NEW YORK, Aug. 29, 2018 /PRNewswire/ -- El Salvador has the world's highest homicide rate for children—largely due to gang activity. Rather than being a safe haven, many schools and their surrounding areas are controlled by gangs. The government has made countless efforts to combat violence inside the schools with little success. Perhaps the answer is in the mind.
In 2011, IBREA Foundation began its brain-based holistic education program in El Salvador's public schools. Through a specialized curriculum, IBREA's program takes participants through a process of releasing strong stressors in the body and brain to find inner peace—and then project this strength to peers, family, and community. IBREA's program now reaches 25 percent of all Salvadoran public schools. For his work in creating "cultures of peace inside the schools" Mr. Ilchi Lee, president of IBREA Foundation, is being presented with the José Simeón Cañas National Award by President Cerén of El Salvador on September 12 at 12 p.m. at the Ministry of Foreign Affairs in San Salvador. The award to Mr. Lee was made possible due to the outpouring of gratitude from many teachers who witnessed their school's security and students' lives change.

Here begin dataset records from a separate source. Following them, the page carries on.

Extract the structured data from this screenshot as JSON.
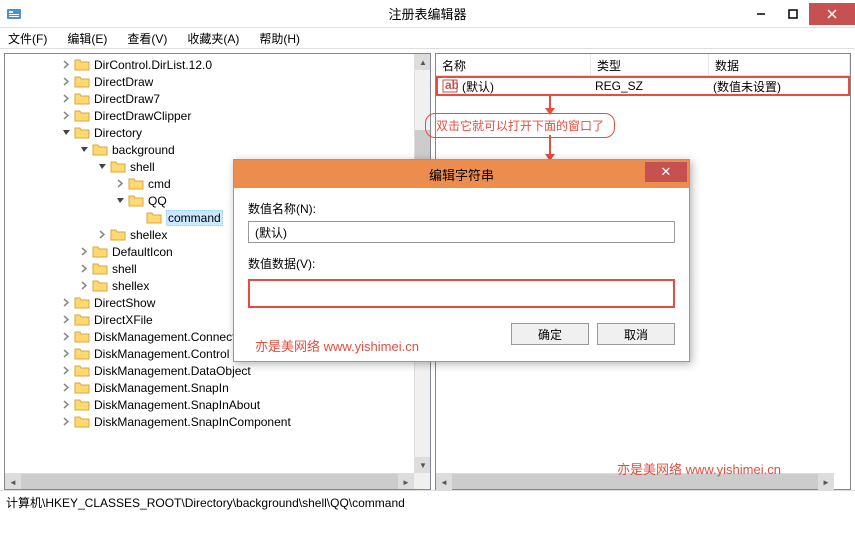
{
  "window": {
    "title": "注册表编辑器"
  },
  "menu": {
    "file": "文件(F)",
    "edit": "编辑(E)",
    "view": "查看(V)",
    "favorites": "收藏夹(A)",
    "help": "帮助(H)"
  },
  "tree": {
    "items": [
      {
        "indent": 56,
        "exp": "r",
        "label": "DirControl.DirList.12.0"
      },
      {
        "indent": 56,
        "exp": "r",
        "label": "DirectDraw"
      },
      {
        "indent": 56,
        "exp": "r",
        "label": "DirectDraw7"
      },
      {
        "indent": 56,
        "exp": "r",
        "label": "DirectDrawClipper"
      },
      {
        "indent": 56,
        "exp": "d",
        "label": "Directory"
      },
      {
        "indent": 74,
        "exp": "d",
        "label": "background"
      },
      {
        "indent": 92,
        "exp": "d",
        "label": "shell"
      },
      {
        "indent": 110,
        "exp": "r",
        "label": "cmd"
      },
      {
        "indent": 110,
        "exp": "d",
        "label": "QQ"
      },
      {
        "indent": 128,
        "exp": "n",
        "label": "command",
        "selected": true
      },
      {
        "indent": 92,
        "exp": "r",
        "label": "shellex"
      },
      {
        "indent": 74,
        "exp": "r",
        "label": "DefaultIcon"
      },
      {
        "indent": 74,
        "exp": "r",
        "label": "shell"
      },
      {
        "indent": 74,
        "exp": "r",
        "label": "shellex"
      },
      {
        "indent": 56,
        "exp": "r",
        "label": "DirectShow"
      },
      {
        "indent": 56,
        "exp": "r",
        "label": "DirectXFile"
      },
      {
        "indent": 56,
        "exp": "r",
        "label": "DiskManagement.Connection"
      },
      {
        "indent": 56,
        "exp": "r",
        "label": "DiskManagement.Control"
      },
      {
        "indent": 56,
        "exp": "r",
        "label": "DiskManagement.DataObject"
      },
      {
        "indent": 56,
        "exp": "r",
        "label": "DiskManagement.SnapIn"
      },
      {
        "indent": 56,
        "exp": "r",
        "label": "DiskManagement.SnapInAbout"
      },
      {
        "indent": 56,
        "exp": "r",
        "label": "DiskManagement.SnapInComponent"
      }
    ]
  },
  "list": {
    "cols": {
      "name": "名称",
      "type": "类型",
      "data": "数据"
    },
    "row": {
      "name": "(默认)",
      "type": "REG_SZ",
      "data": "(数值未设置)"
    }
  },
  "annotation": {
    "text": "双击它就可以打开下面的窗口了"
  },
  "dialog": {
    "title": "编辑字符串",
    "name_label": "数值名称(N):",
    "name_value": "(默认)",
    "data_label": "数值数据(V):",
    "data_value": "",
    "ok": "确定",
    "cancel": "取消"
  },
  "watermark": "亦是美网络  www.yishimei.cn",
  "statusbar": {
    "path": "计算机\\HKEY_CLASSES_ROOT\\Directory\\background\\shell\\QQ\\command"
  }
}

In a country of 6.5 million, over 500,000 Salvadorans are involved in gangs, including gang members' relatives who are coerced into crime. Gangland wars between MS-13 and Barrio 18 leave children with few options but to flee their country. In fiscal year 2016, the U.S. Border Patrol apprehended a record 17,512 unaccompanied Salvadoran minors. Schools are key. Teachers experience regular threats and extortion. "We fear reprisals from the gangs. Any decision you take and they don't like, like disciplinary action against a pupil, can bring a threat," says one teacher. The Ministry of Education reports that in the first half of 2017, over 12,000 students dropped out of school due to violence.

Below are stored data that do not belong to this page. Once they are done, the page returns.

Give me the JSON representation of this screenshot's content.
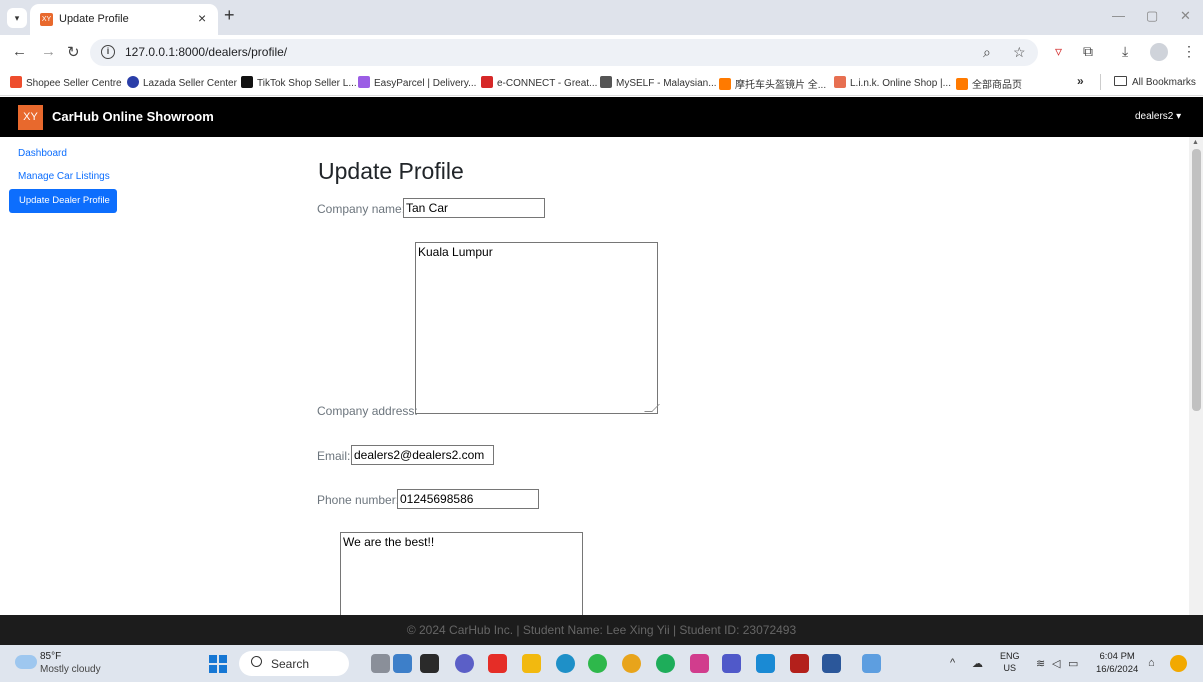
{
  "browser": {
    "tab_title": "Update Profile",
    "tab_favicon": "XY",
    "new_tab": "+",
    "close": "×",
    "url": "127.0.0.1:8000/dealers/profile/",
    "bookmarks": [
      {
        "label": "Shopee Seller Centre",
        "color": "#ee4d2d"
      },
      {
        "label": "Lazada Seller Center",
        "color": "#2a3ea8"
      },
      {
        "label": "TikTok Shop Seller L...",
        "color": "#111111"
      },
      {
        "label": "EasyParcel | Delivery...",
        "color": "#9b5de5"
      },
      {
        "label": "e-CONNECT - Great...",
        "color": "#d62828"
      },
      {
        "label": "MySELF - Malaysian...",
        "color": "#555555"
      },
      {
        "label": "摩托车头盔镜片 全...",
        "color": "#ff7a00"
      },
      {
        "label": "L.i.n.k. Online Shop |...",
        "color": "#e76f51"
      },
      {
        "label": "全部商品页",
        "color": "#ff7a00"
      }
    ],
    "bookmarks_more": "»",
    "all_bookmarks": "All Bookmarks"
  },
  "site": {
    "logo": "XY",
    "brand": "CarHub Online Showroom",
    "user": "dealers2 ▾",
    "footer": "© 2024 CarHub Inc. | Student Name: Lee Xing Yii | Student ID: 23072493"
  },
  "sidebar": {
    "items": [
      {
        "label": "Dashboard"
      },
      {
        "label": "Manage Car Listings"
      },
      {
        "label": "Update Dealer Profile"
      }
    ]
  },
  "form": {
    "heading": "Update Profile",
    "company_name_label": "Company name:",
    "company_name": "Tan Car",
    "company_address_label": "Company address:",
    "company_address": "Kuala Lumpur",
    "email_label": "Email:",
    "email": "dealers2@dealers2.com",
    "phone_label": "Phone number:",
    "phone": "01245698586",
    "description": "We are the best!!"
  },
  "taskbar": {
    "temperature": "85°F",
    "weather": "Mostly cloudy",
    "search": "Search",
    "lang_1": "ENG",
    "lang_2": "US",
    "time": "6:04 PM",
    "date": "16/6/2024"
  },
  "colors": {
    "accent": "#0d6efd",
    "brand_logo": "#e8692d",
    "navbar": "#000000"
  }
}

Laura, one of IBREA's first students, is a living example of overcoming social violence through changes in mindset and behavior. She describes how the only way for her to overcome her mom's death at the hands of a street gang was to change her destiny: "IBREA's program gave me tools to relieve my stress, my anger, my resentment. I see many kids around me falling into gang networks. I learned that if I don't give up in my choice for peace, people around me don't give up, and so will the people around them. That's how we can end violence."